O magistrado aplicou o chamado “princípio da insignificância”, que vale quando o bem furtado tem valor considerado irrisório. Em situações assim, o entendimento corrente da Corte é o de que há irrelevância penal. Ou seja, o bem é tão insignificante que não há justificativas para a abertura de uma ação.
“Considerando que o paciente não agiu com violência, bem como o valor insignificante dos objetos, além dos precedentes favoráveis sobre esse tema, ao ponto de excluir a própria tipicidade da conduta, defiro parcialmente a liminar unicamente para suspender o cumprimento da pena”, diz a decisão.

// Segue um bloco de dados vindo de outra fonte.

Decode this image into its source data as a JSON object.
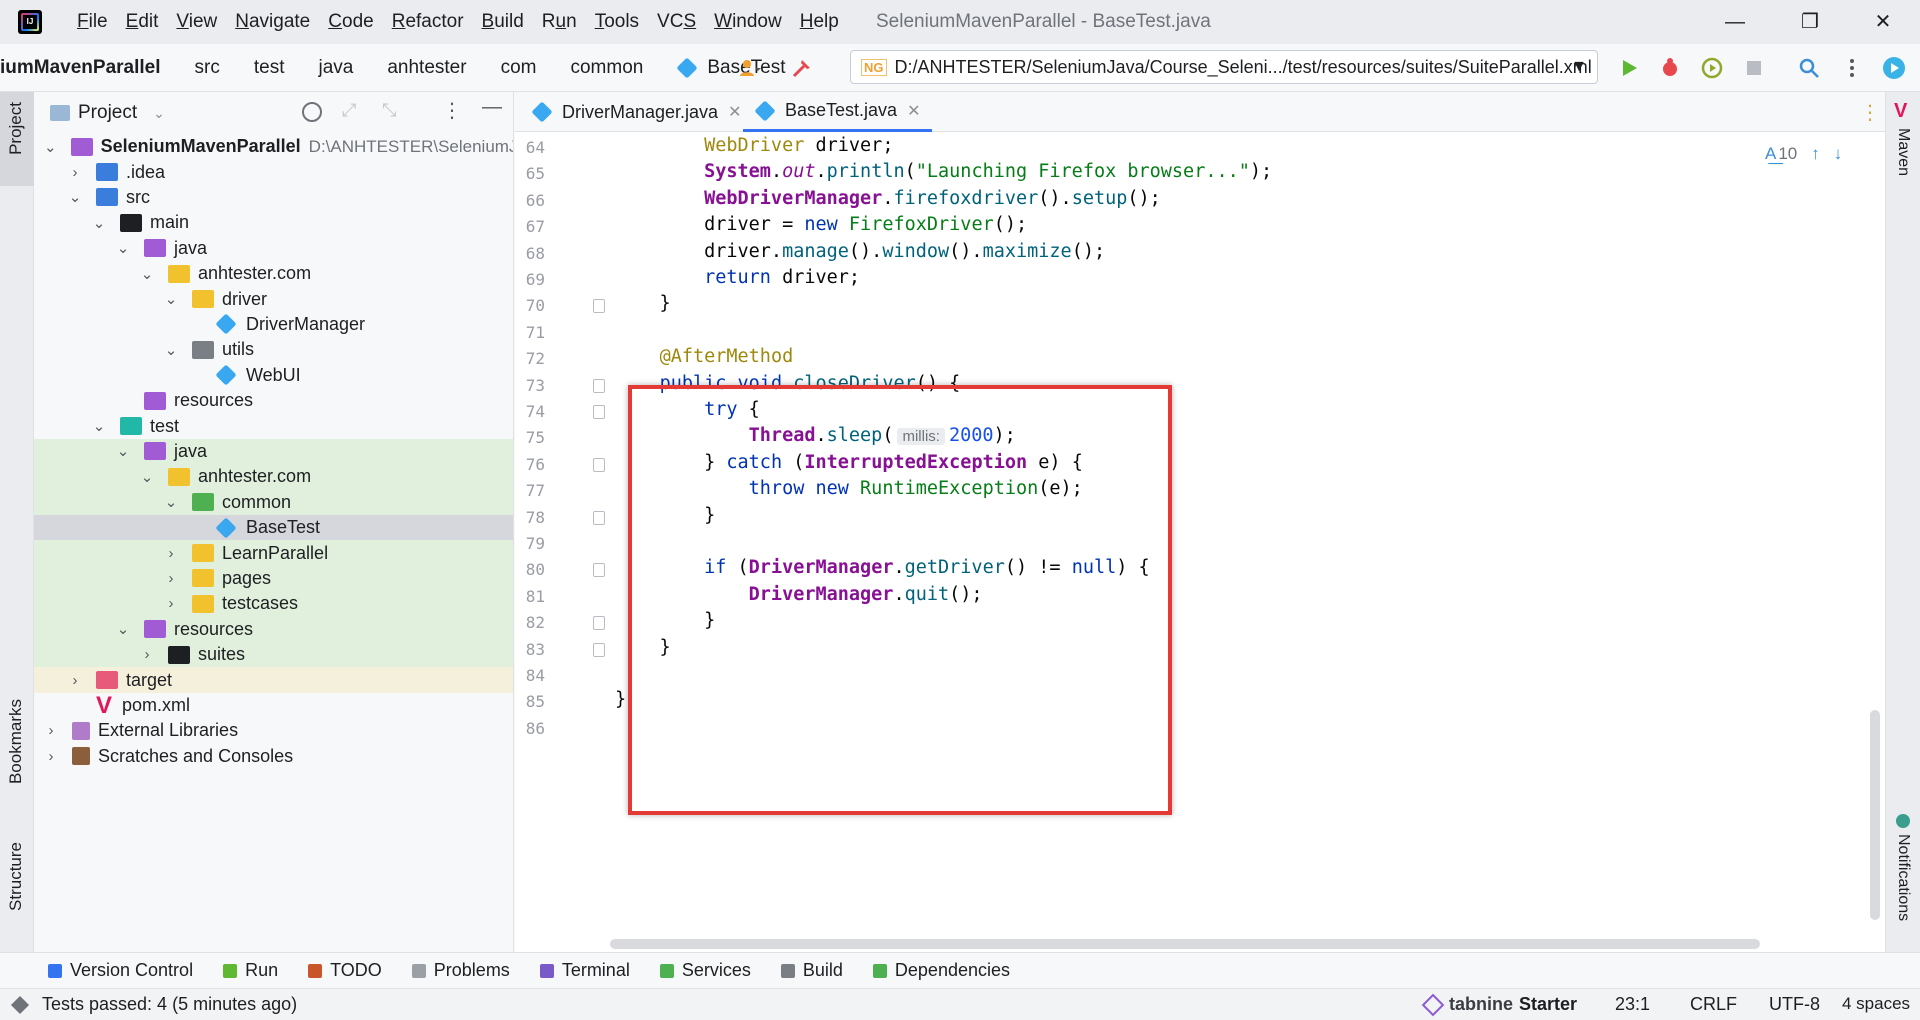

Eis a íntegra (129 KB).
INSIGNIFICÂNCIA
Ainda que a Corte entenda que furtos insignificantes são atípicos -ou seja, que não se enquadram em nenhum crime tipificado pela legislação brasileira-, casos como esses chegam com frequência ao STJ, contrariando a jurisprudência da Corte.

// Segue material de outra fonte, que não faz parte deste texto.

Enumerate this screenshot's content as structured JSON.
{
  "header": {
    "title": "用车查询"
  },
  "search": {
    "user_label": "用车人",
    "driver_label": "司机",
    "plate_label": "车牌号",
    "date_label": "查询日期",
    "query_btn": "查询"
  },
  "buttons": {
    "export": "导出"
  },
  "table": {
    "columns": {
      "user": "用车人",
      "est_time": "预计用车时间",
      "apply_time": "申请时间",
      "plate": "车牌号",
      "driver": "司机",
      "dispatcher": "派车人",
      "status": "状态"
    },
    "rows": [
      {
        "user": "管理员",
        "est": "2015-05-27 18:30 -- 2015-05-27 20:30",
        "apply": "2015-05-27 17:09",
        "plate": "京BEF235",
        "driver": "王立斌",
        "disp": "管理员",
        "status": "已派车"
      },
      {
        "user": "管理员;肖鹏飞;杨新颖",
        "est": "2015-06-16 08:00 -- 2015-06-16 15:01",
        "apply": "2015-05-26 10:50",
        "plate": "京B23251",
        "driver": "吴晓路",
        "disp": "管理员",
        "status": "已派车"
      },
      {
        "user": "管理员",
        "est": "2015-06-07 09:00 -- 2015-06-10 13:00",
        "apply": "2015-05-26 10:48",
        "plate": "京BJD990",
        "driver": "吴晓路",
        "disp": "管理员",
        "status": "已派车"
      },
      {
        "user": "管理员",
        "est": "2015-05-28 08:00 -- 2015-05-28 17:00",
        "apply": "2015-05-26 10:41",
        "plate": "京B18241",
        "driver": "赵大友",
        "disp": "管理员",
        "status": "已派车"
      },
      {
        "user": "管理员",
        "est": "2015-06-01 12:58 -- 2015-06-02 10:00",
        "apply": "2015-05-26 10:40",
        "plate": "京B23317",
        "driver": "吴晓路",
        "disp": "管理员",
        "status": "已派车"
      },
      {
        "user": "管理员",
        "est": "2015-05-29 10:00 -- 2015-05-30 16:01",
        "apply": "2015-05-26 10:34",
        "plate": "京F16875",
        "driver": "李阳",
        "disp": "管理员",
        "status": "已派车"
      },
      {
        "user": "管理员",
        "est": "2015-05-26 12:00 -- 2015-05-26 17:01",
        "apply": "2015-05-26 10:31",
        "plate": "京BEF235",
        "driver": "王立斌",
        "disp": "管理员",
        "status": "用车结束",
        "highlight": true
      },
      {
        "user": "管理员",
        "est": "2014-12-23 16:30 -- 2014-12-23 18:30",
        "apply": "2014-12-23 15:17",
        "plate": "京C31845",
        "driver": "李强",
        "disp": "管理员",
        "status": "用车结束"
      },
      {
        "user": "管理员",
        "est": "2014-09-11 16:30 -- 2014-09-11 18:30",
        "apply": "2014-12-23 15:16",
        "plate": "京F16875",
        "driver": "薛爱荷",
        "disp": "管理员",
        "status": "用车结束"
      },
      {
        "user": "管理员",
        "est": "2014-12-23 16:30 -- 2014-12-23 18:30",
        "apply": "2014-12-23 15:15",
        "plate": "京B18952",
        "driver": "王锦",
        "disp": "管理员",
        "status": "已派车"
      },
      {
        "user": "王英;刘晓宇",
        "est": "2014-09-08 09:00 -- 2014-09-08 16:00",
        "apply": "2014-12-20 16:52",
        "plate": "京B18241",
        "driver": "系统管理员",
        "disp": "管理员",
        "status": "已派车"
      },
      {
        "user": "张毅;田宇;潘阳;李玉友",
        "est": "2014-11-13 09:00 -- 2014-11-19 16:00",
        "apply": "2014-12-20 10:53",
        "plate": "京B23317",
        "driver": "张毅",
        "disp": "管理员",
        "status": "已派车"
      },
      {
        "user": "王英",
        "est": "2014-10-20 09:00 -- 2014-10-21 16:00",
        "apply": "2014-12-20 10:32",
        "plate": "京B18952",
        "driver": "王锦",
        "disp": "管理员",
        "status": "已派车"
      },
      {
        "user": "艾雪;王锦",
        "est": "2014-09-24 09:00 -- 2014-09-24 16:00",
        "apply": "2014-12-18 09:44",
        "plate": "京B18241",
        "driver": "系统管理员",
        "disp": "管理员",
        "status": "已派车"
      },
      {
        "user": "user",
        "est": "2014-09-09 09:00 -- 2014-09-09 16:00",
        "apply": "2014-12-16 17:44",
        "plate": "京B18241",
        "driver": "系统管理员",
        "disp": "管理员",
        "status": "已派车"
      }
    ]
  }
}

Em junho deste ano, por exemplo, a Corte trancou uma ação movida contra um homem acusado de furtar dois pedaços de frango empanado, cada um no valor de R$ 2. O caso tramitava desde 2017 na Justiça de Araxá, em Minas Gerais.
O ministro Rogerio Schietti Cruz, relator do processo, aproveitou a análise do tema para criticar o fato de o Judiciário ter arrastado o caso por tanto tempo, a ponto de chegar ao STJ.

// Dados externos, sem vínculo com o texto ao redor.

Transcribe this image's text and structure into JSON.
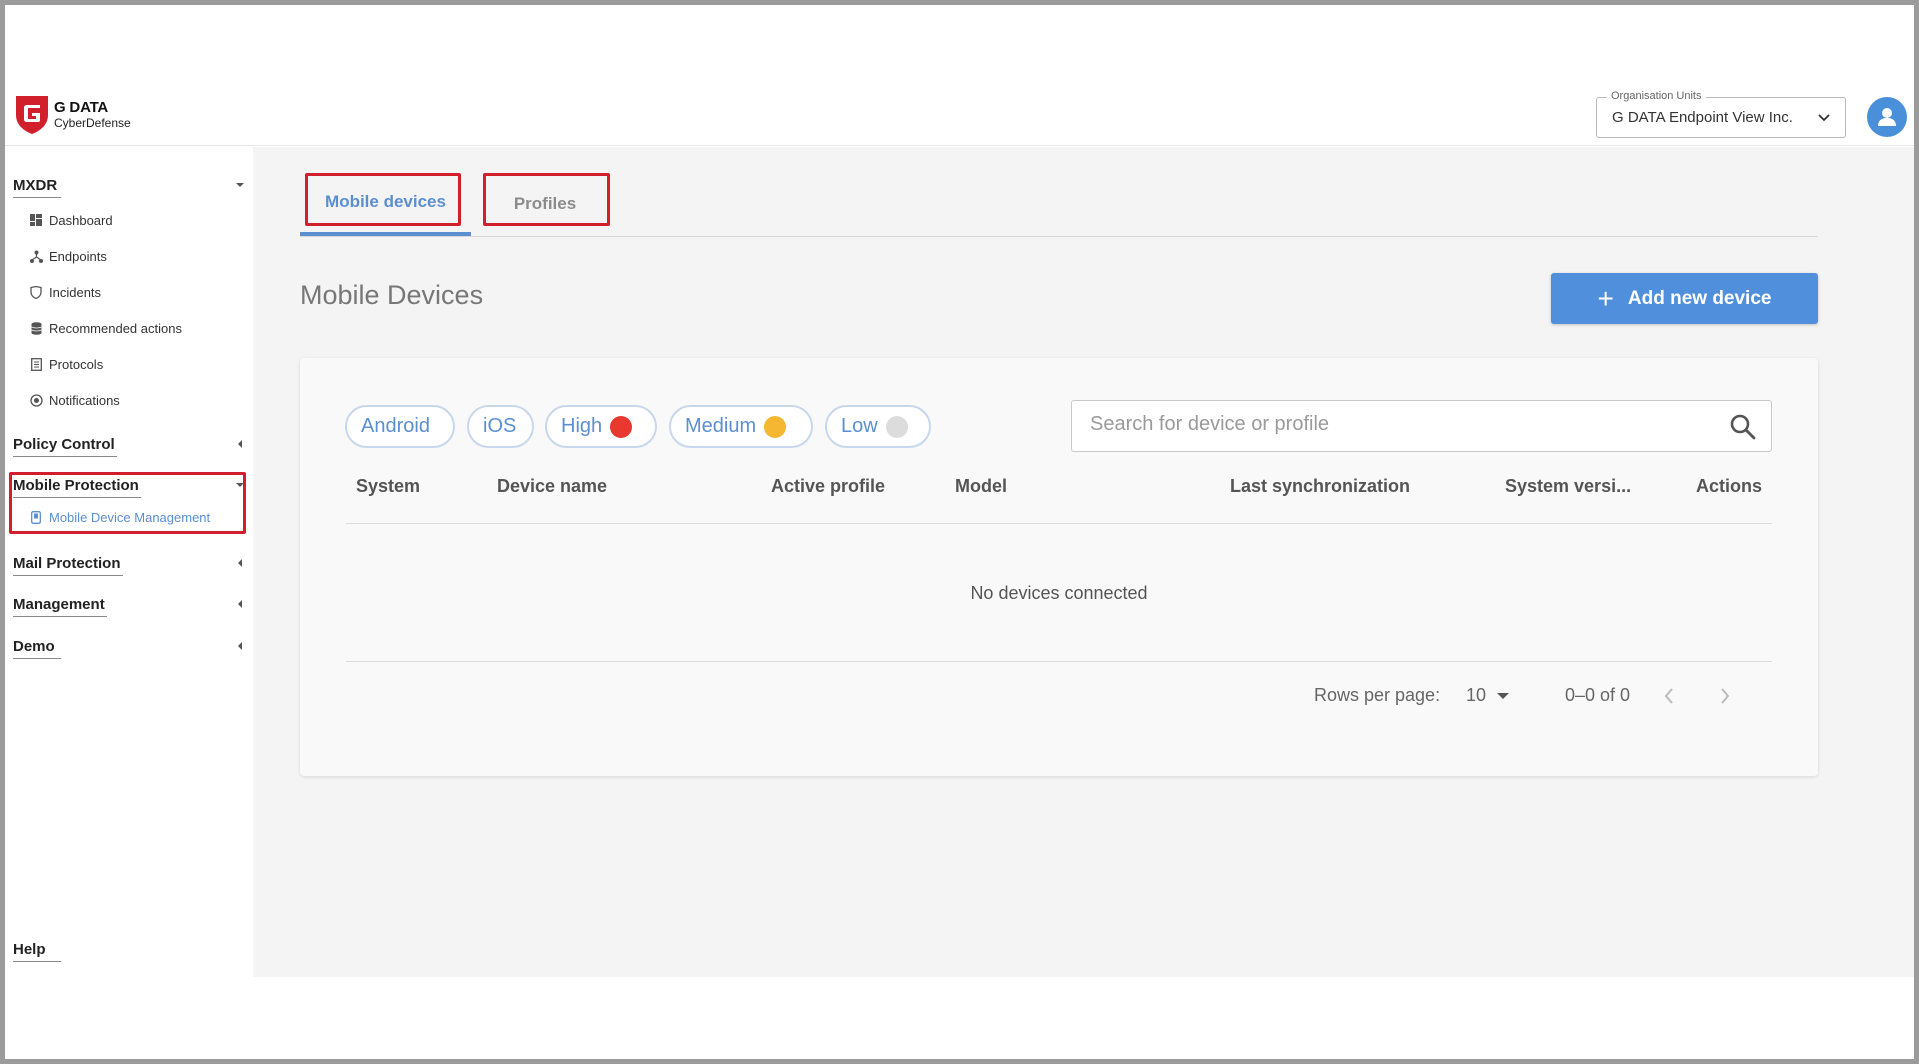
{
  "header": {
    "brand_name": "G DATA",
    "brand_sub": "CyberDefense",
    "org_legend": "Organisation Units",
    "org_value": "G DATA Endpoint View Inc."
  },
  "sidebar": {
    "sections": {
      "mxdr": "MXDR",
      "policy_control": "Policy Control",
      "mobile_protection": "Mobile Protection",
      "mail_protection": "Mail Protection",
      "management": "Management",
      "demo": "Demo",
      "help": "Help"
    },
    "mxdr_items": [
      "Dashboard",
      "Endpoints",
      "Incidents",
      "Recommended actions",
      "Protocols",
      "Notifications"
    ],
    "mobile_items": [
      "Mobile Device Management"
    ]
  },
  "tabs": [
    "Mobile devices",
    "Profiles"
  ],
  "page_title": "Mobile Devices",
  "add_button": "Add new device",
  "filters": [
    {
      "label": "Android"
    },
    {
      "label": "iOS"
    },
    {
      "label": "High",
      "color": "#e8382f"
    },
    {
      "label": "Medium",
      "color": "#f5b731"
    },
    {
      "label": "Low",
      "color": "#dcdcdc"
    }
  ],
  "search": {
    "placeholder": "Search for device or profile"
  },
  "table": {
    "columns": [
      "System",
      "Device name",
      "Active profile",
      "Model",
      "Last synchronization",
      "System versi...",
      "Actions"
    ],
    "empty_text": "No devices connected"
  },
  "pagination": {
    "rows_label": "Rows per page:",
    "rows_value": "10",
    "range": "0–0 of 0"
  },
  "colors": {
    "accent": "#5b8fcf",
    "button": "#4f8fdc",
    "highlight": "#d1202b"
  }
}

“É mais um caso da insignificância penal da conduta que infelizmente chega nesta Corte. É tão absurda a situação que eu achei importante trazer ao colegiado e dar mais visibilidade ao caso. O fato se traduz como um furto de dois steaks de frango, do valor de R$ 2. Na verdade, está se usando o Sistema de Justiça Criminal para perseguir quem furtou R$ 4 de alimentos, o que representa 0,5% do salário mínimo”, disse na ocasião.
Até o procurador Domingos Sávio Dresch da Silveira se disse constrangido com a ação, em especial porque as duas primeiras instâncias de Minas Gerais se recusaram a trancar o processo, com a anuência do MP (Ministério Público). “Realmente é chocante. Eu fui ao processo, inclusive para ler a denúncia. Fiquei absolutamente constrangido enquanto membro do MP”, afirmou.
De acordo com levantamento feito pelo CNJ (Conselho Nacional de Justiça) em parceria com o Depen (Departamento Penitenciário Nacional), cada preso custa em média R$ 1.800 por mês aos cofres estaduais. A tramitação de ações envolvendo furtos considerados insignificantes também gera custos quase sempre superiores ao valor dos bens lesados.
OUTROS CASOS
Entendimento similar ao do STJ é adotado pelo STF (Supremo Tribunal Federal). Em novembro deste ano, por exemplo, o ministro Alexandre de Moraes mandou soltar uma mulher que ficou mais de 100 dias presa preventivamente por furto de água. Para o magistrado, o furto não é suficiente para a decretação da prisão preventiva.
A ministra Rosa Weber, também do STF, já entendeu da mesma forma. Ela concedeu habeas corpus a um homem condenado a 3 anos de prisão por furtar um conjunto de 3 panelas, avaliadas em R$ 100. Na ocasião, disse que o princípio da insignificância é aplicável mesmo quando o réu é reincidente.
A maioria das condenações ou prisões preventivas que ignoram o princípio da insignificância não chegam ao STF, porque são derrubadas já no STJ.
Um dos casos que ganhou mais repercussão neste ano envolve uma moradora de rua presa por furtar R$ 21,69 em alimentos de um mercado em São Paulo. Ela furtou 2 garrafas de refrigerante, 2 pacotes de macarrão instantâneo e 1 pacote de suco em pó. O ministro Joel Ilan Paciornik, do STJ, revogou a prisão aplicando a insignificância.
Em 2020, também virou notícia o caso de um homem condenado por furtar 3 cortinas 1 eletrodoméstico e 1 lençol que seriam descartados como lixo por um casal. As próprias vítimas disseram que os itens já estavam separados para descarte.
A ministra Laurita Vaz, relatora do caso no STJ, absolveu o homem por considerar sua conduta atípica. “A própria vítima afirmou que os objetos eram lixo e seriam descartados, conforme expressamente consignado na sentença, autorizando a conclusão de que o grau de reprovabilidade da conduta é mínimo e sequer houve dano relevante ao patrimônio”, disse a magistrada na ocasião.